There was a long history before that. At one time, asylum-seekers could simply show up at any official border crossing and claim refugee status in Canada. But as the numbers grew in the 1990s, Ottawa tried and fail to make a deal. The U.S. declined. It was only after the 9/11 attacks, in a broad border pact, that the U.S. accepted a Safe Third Country Agreement that allowed Canada to return asylum-seekers who arrived via the U.S. to make their claim there.

But it only applied at official border posts, and for a pretty simple reason: The United States wanted it that way. It didn’t want the trouble of accepting people who might show up anywhere along the long border with Canada.

The agreement was always opposed by refugee advocates, but from the start there was also a concern that it would encourage people to cross the border in illicit places. Jason Kenney has said he tried to convince the U.S. to change it when he was immigration minister in Stephen Harper’s Conservative government, to no avail.

Fast forward to now, when Roxham Road has become a well-travelled route, and the U.S. still isn’t itching to change it. And we shouldn’t be surprised, when the hottest political issue in the U.S. is illegal entries across the Mexican border, that the U.S. is not racing to stop 40,000 people from leaving.

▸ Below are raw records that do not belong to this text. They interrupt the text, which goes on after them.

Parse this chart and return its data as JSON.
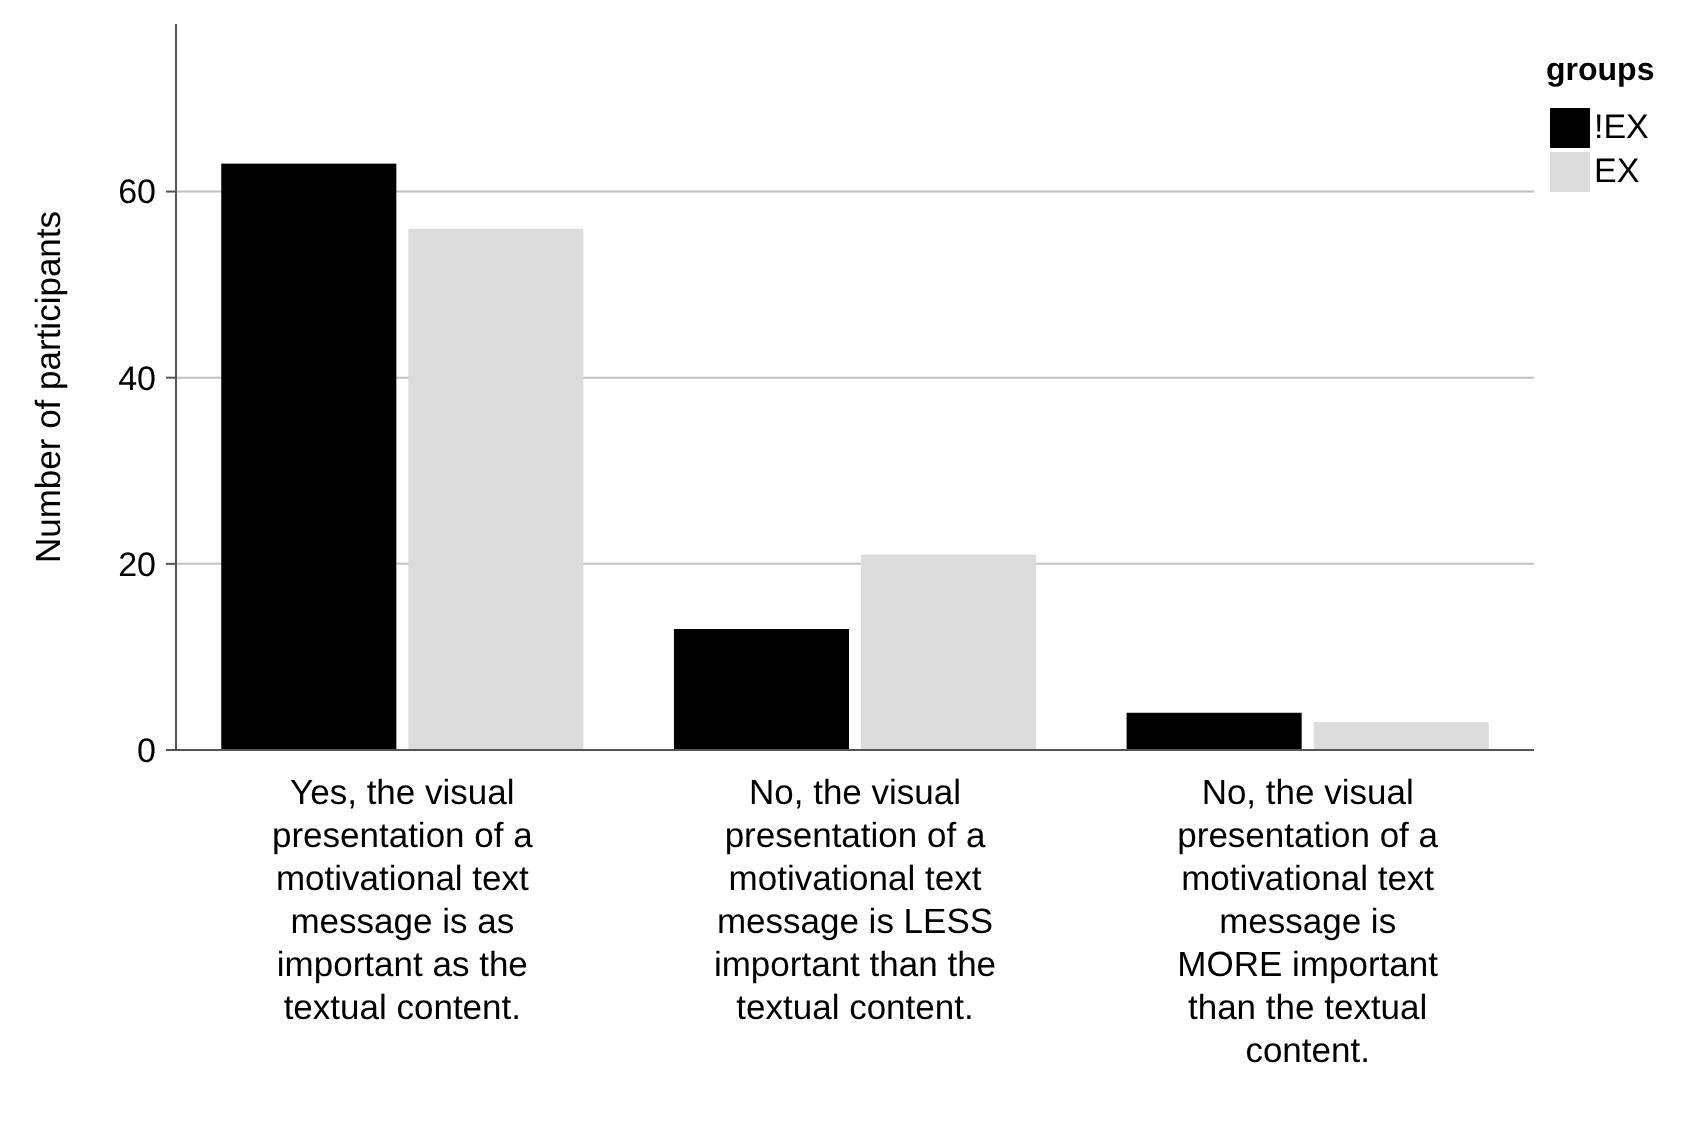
{
  "chart_data": {
    "type": "bar",
    "ylabel": "Number of participants",
    "legend_title": "groups",
    "legend": "top right",
    "categories": [
      "Yes, the visual\npresentation of a\nmotivational text\nmessage is as\nimportant as the\ntextual content.",
      "No, the visual\npresentation of a\nmotivational text\nmessage is LESS\nimportant than the\ntextual content.",
      "No, the visual\npresentation of a\nmotivational text\nmessage is\nMORE important\nthan the textual\ncontent."
    ],
    "series": [
      {
        "name": "!EX",
        "color": "#000000",
        "values": [
          63,
          13,
          4
        ]
      },
      {
        "name": "EX",
        "color": "#dcdcdc",
        "values": [
          56,
          21,
          3
        ]
      }
    ],
    "ylim": [
      0,
      78
    ],
    "yticks": [
      0,
      20,
      40,
      60
    ],
    "grid": "y"
  }
}
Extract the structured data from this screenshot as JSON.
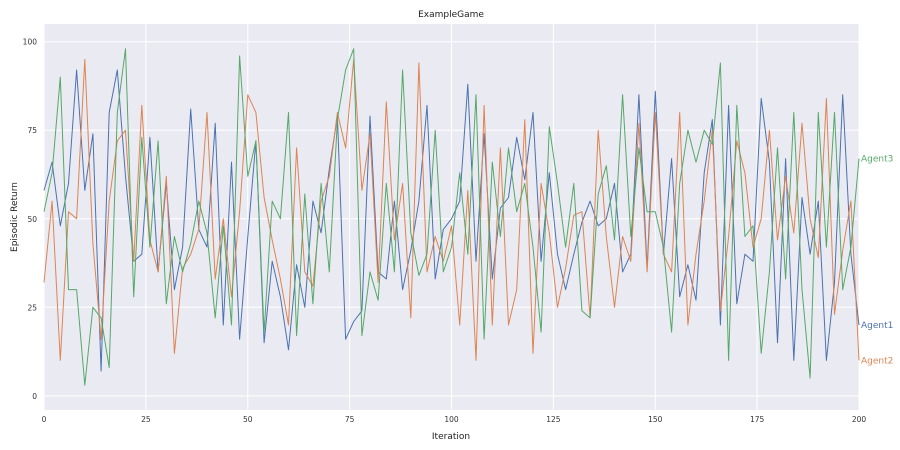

If the U.S. did apply the Safe Third Country Agreement outside official border crossings, it would shut down Roxham Road, but more people would cross at the many other locations along the boundary.

Taking them all back would require more work and more patrols along the Canadian border when the U.S. devotes its resources to the Mexican boundary. The U.S. Border Patrol has 2,073 agents along the northern boundary, compared to 16,070 agents at the southern border – whose patrols logged more than a million “encounters” with border crossers in 2022.

And U.S. President Joe Biden couldn’t expect to be celebrated for making a deal with Canada that prevents tens of thousands of asylum-seekers from leaving the U.S. New York City Mayor Eric Adams, a Democrat like Mr. Biden, has been giving asylum-seekers bus tickets to get to Roxham Road. No one should be surprised the U.S. isn’t jumping to “solve” this Canadian problem.